The authors communicated extensively with the reviewers to clarify concerns, which led to most reviewers agreeing to accept the work. Specifically, most reviewers agreed that this work provides a novel method that offers significant improvements. The main concern from the dissenting reviewer is that the proposed method requires meaningful feature names to be present in the tabular data that it operates on. While this is a valid limitation that should be noted in the work, many tabular datasets, including the six real-world datasets considered in this work (five in Sec. 5.1, one in 5.2) do have descriptive feature names.
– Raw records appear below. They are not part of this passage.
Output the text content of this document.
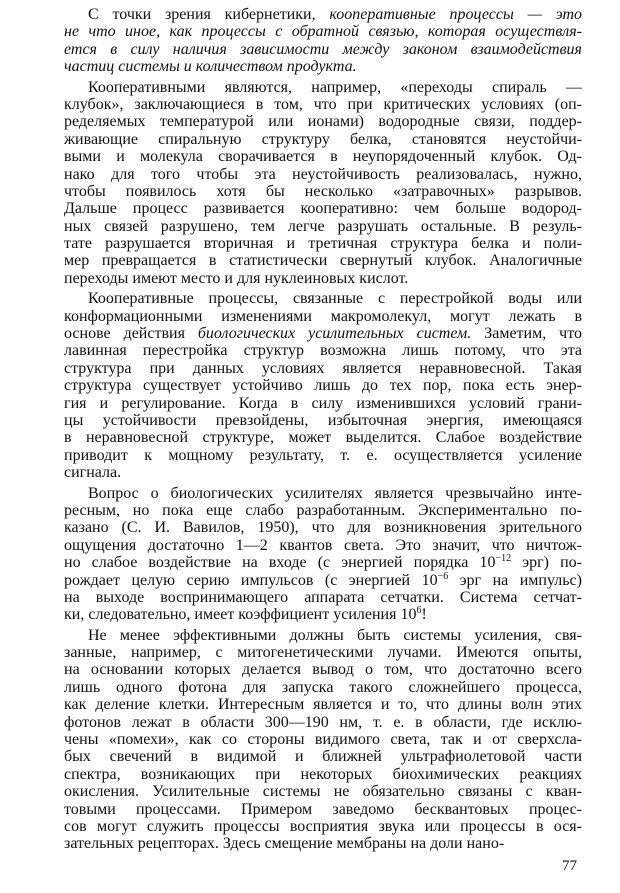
С точки зрения кибернетики, кооперативные процессы — это
не что иное, как процессы с обратной связью, которая осуществля-
ется в силу наличия зависимости между законом взаимодействия
частиц системы и количеством продукта.
Кооперативными являются, например, «переходы спираль —
клубок», заключающиеся в том, что при критических условиях (оп-
ределяемых температурой или ионами) водородные связи, поддер-
живающие спиральную структуру белка, становятся неустойчи-
выми и молекула сворачивается в неупорядоченный клубок. Од-
нако для того чтобы эта неустойчивость реализовалась, нужно,
чтобы появилось хотя бы несколько «затравочных» разрывов.
Дальше процесс развивается кооперативно: чем больше водород-
ных связей разрушено, тем легче разрушать остальные. В резуль-
тате разрушается вторичная и третичная структура белка и поли-
мер превращается в статистически свернутый клубок. Аналогичные
переходы имеют место и для нуклеиновых кислот.
Кооперативные процессы, связанные с перестройкой воды или
конформационными изменениями макромолекул, могут лежать в
основе действия биологических усилительных систем. Заметим, что
лавинная перестройка структур возможна лишь потому, что эта
структура при данных условиях является неравновесной. Такая
структура существует устойчиво лишь до тех пор, пока есть энер-
гия и регулирование. Когда в силу изменившихся условий грани-
цы устойчивости превзойдены, избыточная энергия, имеющаяся
в неравновесной структуре, может выделится. Слабое воздействие
приводит к мощному результату, т. е. осуществляется усиление
сигнала.
Вопрос о биологических усилителях является чрезвычайно инте-
ресным, но пока еще слабо разработанным. Экспериментально по-
казано (С. И. Вавилов, 1950), что для возникновения зрительного
ощущения достаточно 1—2 квантов света. Это значит, что ничтож-
но слабое воздействие на входе (с энергией порядка $10^{-12}$ эрг) по-
рождает целую серию импульсов (с энергией $10^{-6}$ эрг на импульс)
на выходе воспринимающего аппарата сетчатки. Система сетчат-
ки, следовательно, имеет коэффициент усиления $10^6$!
Не менее эффективными должны быть системы усиления, свя-
занные, например, с митогенетическими лучами. Имеются опыты,
на основании которых делается вывод о том, что достаточно всего
лишь одного фотона для запуска такого сложнейшего процесса,
как деление клетки. Интересным является и то, что длины волн этих
фотонов лежат в области 300—190 нм, т. е. в области, где исклю-
чены «помехи», как со стороны видимого света, так и от сверхсла-
бых свечений в видимой и ближней ультрафиолетовой части
спектра, возникающих при некоторых биохимических реакциях
окисления. Усилительные системы не обязательно связаны с кван-
товыми процессами. Примером заведомо бесквантовых процес-
сов могут служить процессы восприятия звука или процессы в ося-
зательных рецепторах. Здесь смещение мембраны на доли нано-
77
The results generally demonstrate that this technique can yield nontrivial gains in those settings. Additionally, concerns around the level of technical contribution were surfaced by the dissenting reviewer. However, the majority of reviewers express positive views on the level of technical novelty. The combination of LLM-based hypothesis generation and statistical verification is particularly effective (Tab. 2) and novel in this context.
Given this, the recommendation is to accept this work on the ground of its strong results and nontrivial technical novelty. The authors are encouraged to address all the noted concerns, including the method's reliance on meaningful feature names noted by reviewer ctad.